Les nouvelles modifications législatives limitent considérablement les pouvoirs du Bureau national de lutte contre la corruption (Natsionalne Antykoruptsiine Biuro Ukrainy, NABU) et du Bureau du procureur spécialisé dans la lutte contre la corruption (Specializovana antykorupcijna prokuratura, SAPO), deux organismes clés créés pour enquêter sur la corruption de haut niveau, en élargissant considérablement l'autorité du procureur général sur leurs enquêtes.
Ces amendements permettent au procureur général de réaffecter des dossiers du NABU à d'autres organes s'il juge leur enquête préliminaire inefficace ou si des « circonstances objectives » rendent le fonctionnement du NABU impossible sous la loi martiale. Auparavant, le Code de procédure pénale ukrainien interdisait le transfert d'affaires relevant de la compétence du NABU à d'autres organismes chargés de l'application des lois. Cette nouvelle disposition crée une faille importante permettant de soustraire entièrement des affaires politiquement sensibles à la compétence du NABU, ont déclaré des organisations ukrainiennes à Human Rights Watch. La nouvelle loi habilite également le procureur général à demander des documents d'enquête préliminaire à tout procureur du SAPO et à les transférer à un procureur externe. Elle retire également au chef de l'agence le pouvoir d'inculper de hauts fonctionnaires pour corruption, faisant du procureur général le seul organe doté de cette autorité.
Enfin, le procureur général peut désormais donner des instructions directes aux procureurs anticorruption de l'Agence spécialisée anticorruption, remplaçant ainsi le système précédent où ces procureurs étaient uniquement subordonnés à la direction de l'agence.

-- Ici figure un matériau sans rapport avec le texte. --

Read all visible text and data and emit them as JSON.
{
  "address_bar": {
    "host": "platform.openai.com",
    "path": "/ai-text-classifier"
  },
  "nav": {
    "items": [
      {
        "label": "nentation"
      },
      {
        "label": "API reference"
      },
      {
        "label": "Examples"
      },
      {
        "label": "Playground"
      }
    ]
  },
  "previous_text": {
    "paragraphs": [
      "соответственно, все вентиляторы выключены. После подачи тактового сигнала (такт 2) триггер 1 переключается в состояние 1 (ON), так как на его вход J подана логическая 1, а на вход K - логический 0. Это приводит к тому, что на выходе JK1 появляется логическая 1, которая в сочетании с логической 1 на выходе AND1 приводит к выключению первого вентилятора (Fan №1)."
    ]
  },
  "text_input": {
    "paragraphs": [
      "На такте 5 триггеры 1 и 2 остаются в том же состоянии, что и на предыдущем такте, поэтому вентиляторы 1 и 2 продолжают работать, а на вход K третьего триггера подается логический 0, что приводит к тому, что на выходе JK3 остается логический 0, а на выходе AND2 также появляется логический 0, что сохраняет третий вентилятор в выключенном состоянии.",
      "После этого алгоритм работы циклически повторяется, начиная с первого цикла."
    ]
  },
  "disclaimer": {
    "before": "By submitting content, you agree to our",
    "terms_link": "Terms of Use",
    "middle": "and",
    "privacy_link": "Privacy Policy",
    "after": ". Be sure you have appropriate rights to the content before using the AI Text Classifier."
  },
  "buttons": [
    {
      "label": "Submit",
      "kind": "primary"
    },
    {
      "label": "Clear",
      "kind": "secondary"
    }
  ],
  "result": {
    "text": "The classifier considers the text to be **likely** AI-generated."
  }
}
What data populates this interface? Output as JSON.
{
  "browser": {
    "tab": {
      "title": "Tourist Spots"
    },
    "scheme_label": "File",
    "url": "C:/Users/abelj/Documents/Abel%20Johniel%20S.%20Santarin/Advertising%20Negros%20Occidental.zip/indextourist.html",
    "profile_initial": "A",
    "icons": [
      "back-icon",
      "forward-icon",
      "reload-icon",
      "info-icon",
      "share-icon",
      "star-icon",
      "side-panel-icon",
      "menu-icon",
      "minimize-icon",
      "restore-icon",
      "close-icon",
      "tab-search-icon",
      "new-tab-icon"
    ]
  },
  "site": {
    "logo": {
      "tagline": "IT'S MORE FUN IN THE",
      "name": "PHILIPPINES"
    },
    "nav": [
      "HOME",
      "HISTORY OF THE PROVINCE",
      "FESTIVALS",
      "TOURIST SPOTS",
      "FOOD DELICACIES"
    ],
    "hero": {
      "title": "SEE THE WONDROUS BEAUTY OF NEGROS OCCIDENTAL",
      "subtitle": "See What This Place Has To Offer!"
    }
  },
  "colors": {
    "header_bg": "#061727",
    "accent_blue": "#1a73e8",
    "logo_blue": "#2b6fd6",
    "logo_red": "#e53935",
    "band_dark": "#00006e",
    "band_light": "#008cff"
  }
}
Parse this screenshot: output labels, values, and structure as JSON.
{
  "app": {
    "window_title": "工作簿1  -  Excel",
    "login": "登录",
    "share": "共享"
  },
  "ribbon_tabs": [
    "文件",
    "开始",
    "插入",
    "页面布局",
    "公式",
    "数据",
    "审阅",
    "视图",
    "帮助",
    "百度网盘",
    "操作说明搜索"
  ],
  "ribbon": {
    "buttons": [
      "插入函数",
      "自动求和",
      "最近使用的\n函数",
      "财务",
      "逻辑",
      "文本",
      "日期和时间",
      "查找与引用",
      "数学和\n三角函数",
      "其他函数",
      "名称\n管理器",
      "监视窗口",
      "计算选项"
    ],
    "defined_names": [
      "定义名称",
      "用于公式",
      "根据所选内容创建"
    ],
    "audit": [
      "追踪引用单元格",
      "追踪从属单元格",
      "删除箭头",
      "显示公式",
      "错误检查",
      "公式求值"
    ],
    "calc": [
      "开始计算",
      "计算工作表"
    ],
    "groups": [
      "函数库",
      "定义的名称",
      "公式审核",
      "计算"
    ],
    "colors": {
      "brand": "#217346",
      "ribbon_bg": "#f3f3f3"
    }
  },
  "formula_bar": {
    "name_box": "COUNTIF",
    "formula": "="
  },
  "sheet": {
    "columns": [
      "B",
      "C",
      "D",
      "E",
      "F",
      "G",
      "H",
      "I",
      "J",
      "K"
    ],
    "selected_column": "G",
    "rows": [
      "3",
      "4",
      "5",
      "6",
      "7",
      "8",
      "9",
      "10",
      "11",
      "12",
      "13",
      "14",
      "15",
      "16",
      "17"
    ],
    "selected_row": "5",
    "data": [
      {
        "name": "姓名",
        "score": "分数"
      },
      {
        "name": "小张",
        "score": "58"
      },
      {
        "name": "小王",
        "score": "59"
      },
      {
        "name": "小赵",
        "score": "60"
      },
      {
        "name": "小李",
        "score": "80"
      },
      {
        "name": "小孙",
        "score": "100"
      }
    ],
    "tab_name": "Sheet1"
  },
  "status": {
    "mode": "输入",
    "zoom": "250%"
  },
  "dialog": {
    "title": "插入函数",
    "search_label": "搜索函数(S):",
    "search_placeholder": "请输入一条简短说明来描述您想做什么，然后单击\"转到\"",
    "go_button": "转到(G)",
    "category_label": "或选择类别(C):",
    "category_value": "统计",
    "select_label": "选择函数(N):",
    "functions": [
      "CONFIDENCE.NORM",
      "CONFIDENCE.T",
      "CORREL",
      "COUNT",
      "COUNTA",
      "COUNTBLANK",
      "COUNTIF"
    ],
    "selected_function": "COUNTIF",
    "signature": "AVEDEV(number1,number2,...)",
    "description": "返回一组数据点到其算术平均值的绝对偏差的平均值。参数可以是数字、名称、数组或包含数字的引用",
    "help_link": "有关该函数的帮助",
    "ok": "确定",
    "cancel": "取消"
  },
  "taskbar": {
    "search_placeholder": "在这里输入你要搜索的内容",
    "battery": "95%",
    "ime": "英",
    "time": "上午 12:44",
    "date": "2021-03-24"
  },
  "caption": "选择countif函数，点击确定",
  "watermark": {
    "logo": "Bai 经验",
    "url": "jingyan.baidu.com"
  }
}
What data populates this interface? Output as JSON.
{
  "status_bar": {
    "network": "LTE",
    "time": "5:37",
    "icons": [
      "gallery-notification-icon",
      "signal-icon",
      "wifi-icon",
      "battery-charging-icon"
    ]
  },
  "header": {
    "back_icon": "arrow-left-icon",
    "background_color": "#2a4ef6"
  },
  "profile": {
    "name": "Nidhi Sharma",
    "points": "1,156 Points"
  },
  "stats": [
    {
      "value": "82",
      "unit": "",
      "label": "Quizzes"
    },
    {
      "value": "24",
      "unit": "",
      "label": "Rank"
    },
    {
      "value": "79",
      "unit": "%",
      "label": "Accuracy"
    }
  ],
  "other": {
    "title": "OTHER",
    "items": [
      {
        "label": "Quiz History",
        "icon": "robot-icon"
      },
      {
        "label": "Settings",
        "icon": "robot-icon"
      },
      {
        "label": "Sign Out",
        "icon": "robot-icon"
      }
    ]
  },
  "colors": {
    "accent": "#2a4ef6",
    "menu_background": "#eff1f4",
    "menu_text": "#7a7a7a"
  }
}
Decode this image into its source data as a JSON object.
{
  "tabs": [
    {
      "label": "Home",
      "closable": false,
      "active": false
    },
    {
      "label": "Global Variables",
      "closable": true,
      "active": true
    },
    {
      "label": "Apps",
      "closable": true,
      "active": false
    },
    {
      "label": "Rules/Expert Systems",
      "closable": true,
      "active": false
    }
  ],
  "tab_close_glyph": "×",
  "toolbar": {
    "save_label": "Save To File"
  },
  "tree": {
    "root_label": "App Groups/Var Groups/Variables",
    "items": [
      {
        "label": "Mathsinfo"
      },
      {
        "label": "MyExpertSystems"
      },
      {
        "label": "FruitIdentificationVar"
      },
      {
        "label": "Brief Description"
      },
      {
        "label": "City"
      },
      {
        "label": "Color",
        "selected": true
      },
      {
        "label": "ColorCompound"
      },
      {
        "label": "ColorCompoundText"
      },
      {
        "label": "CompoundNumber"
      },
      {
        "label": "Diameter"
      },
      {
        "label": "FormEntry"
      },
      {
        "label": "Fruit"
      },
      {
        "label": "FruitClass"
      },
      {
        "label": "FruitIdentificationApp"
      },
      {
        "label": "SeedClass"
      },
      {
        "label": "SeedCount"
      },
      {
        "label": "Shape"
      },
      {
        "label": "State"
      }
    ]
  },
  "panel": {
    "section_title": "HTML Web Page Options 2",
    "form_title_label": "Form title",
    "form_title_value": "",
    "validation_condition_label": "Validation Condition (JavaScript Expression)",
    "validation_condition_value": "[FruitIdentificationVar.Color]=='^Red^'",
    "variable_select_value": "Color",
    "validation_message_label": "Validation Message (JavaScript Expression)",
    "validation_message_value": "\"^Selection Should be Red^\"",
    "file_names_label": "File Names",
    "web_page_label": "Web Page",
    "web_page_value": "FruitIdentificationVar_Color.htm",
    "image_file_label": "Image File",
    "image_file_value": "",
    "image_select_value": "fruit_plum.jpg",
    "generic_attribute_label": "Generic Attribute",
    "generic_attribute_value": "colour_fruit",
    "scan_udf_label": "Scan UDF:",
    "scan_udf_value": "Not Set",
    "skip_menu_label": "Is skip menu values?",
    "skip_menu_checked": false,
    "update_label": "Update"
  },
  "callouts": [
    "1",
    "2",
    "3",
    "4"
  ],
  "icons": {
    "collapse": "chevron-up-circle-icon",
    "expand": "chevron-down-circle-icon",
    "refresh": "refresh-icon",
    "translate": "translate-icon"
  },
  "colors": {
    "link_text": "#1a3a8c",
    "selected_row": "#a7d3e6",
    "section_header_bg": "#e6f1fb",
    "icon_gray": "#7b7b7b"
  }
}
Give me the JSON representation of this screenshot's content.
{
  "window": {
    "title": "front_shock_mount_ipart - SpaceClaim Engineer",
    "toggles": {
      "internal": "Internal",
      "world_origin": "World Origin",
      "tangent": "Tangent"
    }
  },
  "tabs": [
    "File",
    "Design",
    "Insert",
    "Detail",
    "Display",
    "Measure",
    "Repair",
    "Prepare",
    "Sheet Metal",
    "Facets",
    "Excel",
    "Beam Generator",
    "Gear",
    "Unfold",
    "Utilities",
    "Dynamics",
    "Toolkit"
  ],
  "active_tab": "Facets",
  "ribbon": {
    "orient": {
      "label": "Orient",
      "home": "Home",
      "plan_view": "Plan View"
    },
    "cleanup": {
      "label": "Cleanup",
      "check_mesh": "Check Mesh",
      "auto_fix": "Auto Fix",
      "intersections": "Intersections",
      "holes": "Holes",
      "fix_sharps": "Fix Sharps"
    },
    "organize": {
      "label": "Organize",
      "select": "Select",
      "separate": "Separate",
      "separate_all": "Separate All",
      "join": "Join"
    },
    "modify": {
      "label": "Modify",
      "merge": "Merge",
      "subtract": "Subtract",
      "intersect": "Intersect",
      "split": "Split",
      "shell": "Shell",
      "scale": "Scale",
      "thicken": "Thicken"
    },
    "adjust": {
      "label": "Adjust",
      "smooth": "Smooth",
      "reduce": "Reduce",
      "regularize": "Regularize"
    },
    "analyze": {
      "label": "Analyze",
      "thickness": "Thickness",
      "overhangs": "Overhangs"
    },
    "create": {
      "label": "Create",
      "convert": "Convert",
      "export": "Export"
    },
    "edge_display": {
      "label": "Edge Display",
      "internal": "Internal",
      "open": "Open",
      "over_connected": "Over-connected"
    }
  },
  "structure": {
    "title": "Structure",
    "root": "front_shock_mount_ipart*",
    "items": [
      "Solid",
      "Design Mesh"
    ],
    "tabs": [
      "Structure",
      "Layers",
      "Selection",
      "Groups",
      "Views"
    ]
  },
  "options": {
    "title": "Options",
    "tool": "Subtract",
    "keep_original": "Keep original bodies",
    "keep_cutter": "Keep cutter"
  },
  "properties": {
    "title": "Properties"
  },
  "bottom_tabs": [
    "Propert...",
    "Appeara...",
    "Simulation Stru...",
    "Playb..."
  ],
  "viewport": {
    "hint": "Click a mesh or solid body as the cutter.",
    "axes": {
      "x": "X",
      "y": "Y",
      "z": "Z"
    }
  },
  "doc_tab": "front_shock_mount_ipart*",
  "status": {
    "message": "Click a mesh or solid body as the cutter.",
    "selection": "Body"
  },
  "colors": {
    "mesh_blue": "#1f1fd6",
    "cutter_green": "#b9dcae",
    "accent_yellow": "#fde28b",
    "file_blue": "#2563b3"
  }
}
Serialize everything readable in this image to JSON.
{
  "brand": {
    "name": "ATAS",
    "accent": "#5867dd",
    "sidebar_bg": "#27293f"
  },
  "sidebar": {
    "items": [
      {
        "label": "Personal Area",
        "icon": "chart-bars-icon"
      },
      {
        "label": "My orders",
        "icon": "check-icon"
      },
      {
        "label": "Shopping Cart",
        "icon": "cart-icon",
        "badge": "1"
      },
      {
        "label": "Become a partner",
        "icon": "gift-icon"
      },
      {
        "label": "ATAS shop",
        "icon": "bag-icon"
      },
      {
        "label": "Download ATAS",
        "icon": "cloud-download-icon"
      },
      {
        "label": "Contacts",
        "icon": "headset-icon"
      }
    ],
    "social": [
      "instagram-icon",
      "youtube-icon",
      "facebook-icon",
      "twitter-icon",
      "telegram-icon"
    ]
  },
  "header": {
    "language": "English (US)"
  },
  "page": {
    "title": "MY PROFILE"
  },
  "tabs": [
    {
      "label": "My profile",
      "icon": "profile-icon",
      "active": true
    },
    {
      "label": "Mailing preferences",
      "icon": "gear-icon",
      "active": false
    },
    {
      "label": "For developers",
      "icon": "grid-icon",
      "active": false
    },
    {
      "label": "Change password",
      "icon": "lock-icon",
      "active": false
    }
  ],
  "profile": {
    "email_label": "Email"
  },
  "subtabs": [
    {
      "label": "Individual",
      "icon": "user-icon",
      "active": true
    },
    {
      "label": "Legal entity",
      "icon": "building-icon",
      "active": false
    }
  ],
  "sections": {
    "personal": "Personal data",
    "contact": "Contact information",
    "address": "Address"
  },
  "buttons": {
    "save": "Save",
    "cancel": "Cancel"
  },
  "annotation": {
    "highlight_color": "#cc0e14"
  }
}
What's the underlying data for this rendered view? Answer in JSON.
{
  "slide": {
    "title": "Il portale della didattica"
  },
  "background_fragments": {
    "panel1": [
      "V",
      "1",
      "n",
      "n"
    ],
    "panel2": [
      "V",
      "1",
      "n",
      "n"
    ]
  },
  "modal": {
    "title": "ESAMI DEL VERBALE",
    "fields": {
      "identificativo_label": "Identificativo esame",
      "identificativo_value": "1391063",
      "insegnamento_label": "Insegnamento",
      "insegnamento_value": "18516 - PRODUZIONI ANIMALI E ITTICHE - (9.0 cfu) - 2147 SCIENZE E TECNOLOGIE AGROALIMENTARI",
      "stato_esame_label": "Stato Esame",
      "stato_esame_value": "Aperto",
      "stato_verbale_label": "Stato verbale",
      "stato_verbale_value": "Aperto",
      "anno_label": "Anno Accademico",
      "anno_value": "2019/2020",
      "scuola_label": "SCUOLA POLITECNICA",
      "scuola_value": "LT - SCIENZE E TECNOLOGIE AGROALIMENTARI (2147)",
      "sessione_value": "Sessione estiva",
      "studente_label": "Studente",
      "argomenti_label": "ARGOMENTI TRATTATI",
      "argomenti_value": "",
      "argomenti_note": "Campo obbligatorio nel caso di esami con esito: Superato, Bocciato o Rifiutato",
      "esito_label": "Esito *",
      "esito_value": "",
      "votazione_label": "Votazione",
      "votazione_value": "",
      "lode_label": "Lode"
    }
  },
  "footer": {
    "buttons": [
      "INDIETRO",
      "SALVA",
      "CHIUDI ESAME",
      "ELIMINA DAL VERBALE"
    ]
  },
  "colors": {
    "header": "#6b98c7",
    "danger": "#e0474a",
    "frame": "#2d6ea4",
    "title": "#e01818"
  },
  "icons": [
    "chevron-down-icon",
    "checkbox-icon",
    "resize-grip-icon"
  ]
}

La rapidité et la rapidité avec lesquelles les amendements ont été présentés et adoptés – modifiant totalement l'objectif initial du projet de loi – ont suscité de nombreuses critiques au sein de la société civile ukrainienne. Un activiste l'a décrit à HRW comme un « coup de poignard dans le dos ». D'autres ont critiqué l'impact global de la nouvelle législation sur la lutte contre la corruption.
Volodymyr Yavorsky, avocat spécialisé dans les droits humains et directeur de programme du Centre ukrainien pour les libertés civiles, a déclaré que la nouvelle loi « détruit la réforme du parquet et l'indépendance des procureurs, en particulier du NABU et du SAPO ».
« Désormais, toute enquête contre des hauts fonctionnaires n'est possible qu'avec l'autorisation écrite du procureur général, qui est une personnalité politiquement totalement dépendante du président », a-t-il expliqué. « De plus, les motifs de perquisition sans décision de justice ont été considérablement élargis. Tout cela est contraire à la pratique de la Cour européenne des droits de l'homme et aux normes de l'UE. »
La prévention et la lutte contre la corruption constituent une priorité absolue du programme de réformes UE-Ukraine depuis les manifestations d'EuroMaïdan. En tant que pays candidat à l'adhésion à l'UE, l'Ukraine est tenue de se conformer aux normes européennes en matière d'État de droit et de respecter de nombreuses obligations liées au renforcement de l'indépendance et de l'efficacité de ses institutions de lutte contre la corruption. La lutte contre la corruption était l'un des principes fondamentaux de l'accord d'association UE-Ukraine, signé en 2014.
Les 22 et 23 juillet, des milliers de personnes à travers l'Ukraine, dont de nombreux adolescents et jeunes adultes, ont manifesté contre ce qu'ils considèrent comme une attaque contre la lutte contre la corruption et un recul du processus démocratique ukrainien. Il s'agissait des premières manifestations antigouvernementales de grande ampleur en Ukraine depuis le début de l'invasion russe, avec des manifestations à Kiev, Odessa, Lviv et plusieurs autres villes.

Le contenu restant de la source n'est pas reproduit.